On July 8, 2019, SCH (NYSE: IPOA) entered into a definitive agreement to combine with VG with a combination of stock and cash financing. The merged company will have an anticipated initial enterprise value of $1.5 billion implying a 2.5x multiple of 2023 projected revenue and a 5.5x multiple of 2023 projected EBITDA as commercial operations are expected to achieve scale. After the completion of the transaction, the majority of the net cash from SCH’s trust is expected to be held on VG’s balance sheet to fund operations and support continued growth.
In connection with the transaction, SCH’s founder has agreed to invest an additional $100 million at $10.00 per share at completion of the transaction. The selling equity owners of VG will receive $1.3 billion in total consideration, inclusive of $1.0 billion of common stock of the combined company valued at $10.00 per share and up to $300 million in cash consideration. Assuming no redemptions by the public shareholders of SCH, current VG shareholders and current holders of SCH will hold approximately 51 and 49 percent of the combined company, respectively, at closing.
The transaction is currently expected to be completed during the second half of 2019, subject to approval by SCH’s shareholders and other customary closing conditions. Credit Suisse acted as capital markets advisor and Skadden, Arps, Slate, Meagher & Flom LLP acted as legal advisor to SCH. M Klein and Company served as financial advisor to VG and Virgin Group for the merger with SCH. LionTree Advisors and Perella Weinberg Partners served as financial advisors to the company regarding its capital raising alternatives.

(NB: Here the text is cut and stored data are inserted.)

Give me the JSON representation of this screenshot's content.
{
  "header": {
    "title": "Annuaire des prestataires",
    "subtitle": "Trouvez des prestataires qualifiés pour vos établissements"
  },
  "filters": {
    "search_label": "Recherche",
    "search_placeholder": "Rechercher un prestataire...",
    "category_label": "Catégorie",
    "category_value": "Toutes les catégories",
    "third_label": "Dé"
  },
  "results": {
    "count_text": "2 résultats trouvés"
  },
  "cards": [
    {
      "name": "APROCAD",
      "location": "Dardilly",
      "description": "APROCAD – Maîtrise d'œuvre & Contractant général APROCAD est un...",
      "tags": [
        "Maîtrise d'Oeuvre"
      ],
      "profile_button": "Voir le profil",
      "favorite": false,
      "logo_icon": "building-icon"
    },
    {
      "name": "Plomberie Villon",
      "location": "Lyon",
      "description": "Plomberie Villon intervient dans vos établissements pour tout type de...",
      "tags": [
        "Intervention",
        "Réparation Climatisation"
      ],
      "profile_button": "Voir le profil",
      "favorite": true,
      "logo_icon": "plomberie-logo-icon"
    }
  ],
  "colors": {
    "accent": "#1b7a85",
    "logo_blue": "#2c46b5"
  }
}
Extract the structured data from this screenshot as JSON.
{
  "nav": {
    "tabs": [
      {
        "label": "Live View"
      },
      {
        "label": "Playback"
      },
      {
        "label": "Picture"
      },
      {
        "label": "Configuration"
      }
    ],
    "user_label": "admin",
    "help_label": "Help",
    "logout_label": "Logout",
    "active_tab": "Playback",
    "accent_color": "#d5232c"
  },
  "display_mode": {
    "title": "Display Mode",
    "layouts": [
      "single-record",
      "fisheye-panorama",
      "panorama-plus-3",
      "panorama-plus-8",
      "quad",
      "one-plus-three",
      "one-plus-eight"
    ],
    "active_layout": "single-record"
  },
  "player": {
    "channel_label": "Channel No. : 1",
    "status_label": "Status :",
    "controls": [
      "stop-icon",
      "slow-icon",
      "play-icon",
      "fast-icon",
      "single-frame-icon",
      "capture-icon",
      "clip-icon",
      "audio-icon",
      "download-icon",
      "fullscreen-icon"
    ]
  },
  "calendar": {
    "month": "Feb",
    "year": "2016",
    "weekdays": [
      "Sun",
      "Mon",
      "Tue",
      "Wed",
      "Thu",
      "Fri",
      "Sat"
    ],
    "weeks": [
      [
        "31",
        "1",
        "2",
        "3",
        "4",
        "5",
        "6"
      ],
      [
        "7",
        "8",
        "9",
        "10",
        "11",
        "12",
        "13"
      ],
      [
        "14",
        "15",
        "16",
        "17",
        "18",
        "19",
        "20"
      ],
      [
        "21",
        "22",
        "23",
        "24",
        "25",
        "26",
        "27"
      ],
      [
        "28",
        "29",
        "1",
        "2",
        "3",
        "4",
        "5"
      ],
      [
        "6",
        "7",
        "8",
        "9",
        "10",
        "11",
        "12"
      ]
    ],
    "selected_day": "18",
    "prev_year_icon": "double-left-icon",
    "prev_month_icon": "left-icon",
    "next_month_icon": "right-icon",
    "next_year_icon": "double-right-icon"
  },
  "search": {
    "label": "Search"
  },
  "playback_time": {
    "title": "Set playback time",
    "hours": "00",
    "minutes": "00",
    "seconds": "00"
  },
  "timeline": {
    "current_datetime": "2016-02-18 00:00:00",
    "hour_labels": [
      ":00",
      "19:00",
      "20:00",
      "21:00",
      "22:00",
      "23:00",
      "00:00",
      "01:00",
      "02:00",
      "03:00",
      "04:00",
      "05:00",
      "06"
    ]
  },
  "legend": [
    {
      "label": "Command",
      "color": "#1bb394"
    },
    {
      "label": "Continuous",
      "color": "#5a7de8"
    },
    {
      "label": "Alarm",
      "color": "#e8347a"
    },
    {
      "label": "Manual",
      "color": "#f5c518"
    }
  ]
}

Latham & Watkins LLP acted as VG and Virgin Group’s legal advisor.
Upon closing of the transaction, which is expected in the second half of 2019, VG will be introduced as the first and only publicly traded commercial human spaceflight company.
Sir Richard Branson, the founder of VG, said that great progress in the company's test flight program means that VG is track for the firm's spaceship to start commercial service. By embarking on this new chapter, at this advanced point in Virgin Galactic’s development, the company can open space to more investors and, in doing so, open space to thousands of new astronauts. This is the dawn of a new space age, with huge potential to improve and sustain life on Earth. Branson added that he is delighted that SCH has decided to become such an important part of this amazing journey, as they share VG's dreams and together these dreams will become reality.
George Whitesides, the CEO of VG, added that this transaction represents the next step of this exciting journey. This action will offer the firm the financial flexibility to build a thriving commercial service and invest appropriately for the future.
Chamath Palihapitiya, the Founder and CEO of Social Capital Hedosophia, noted that this will bring the reality of commercial spaceflight to the world. The company is confident that VG is light years ahead of the competition and is backed by an exciting business model and an uncompromising commitment to safety and customer satisfaction.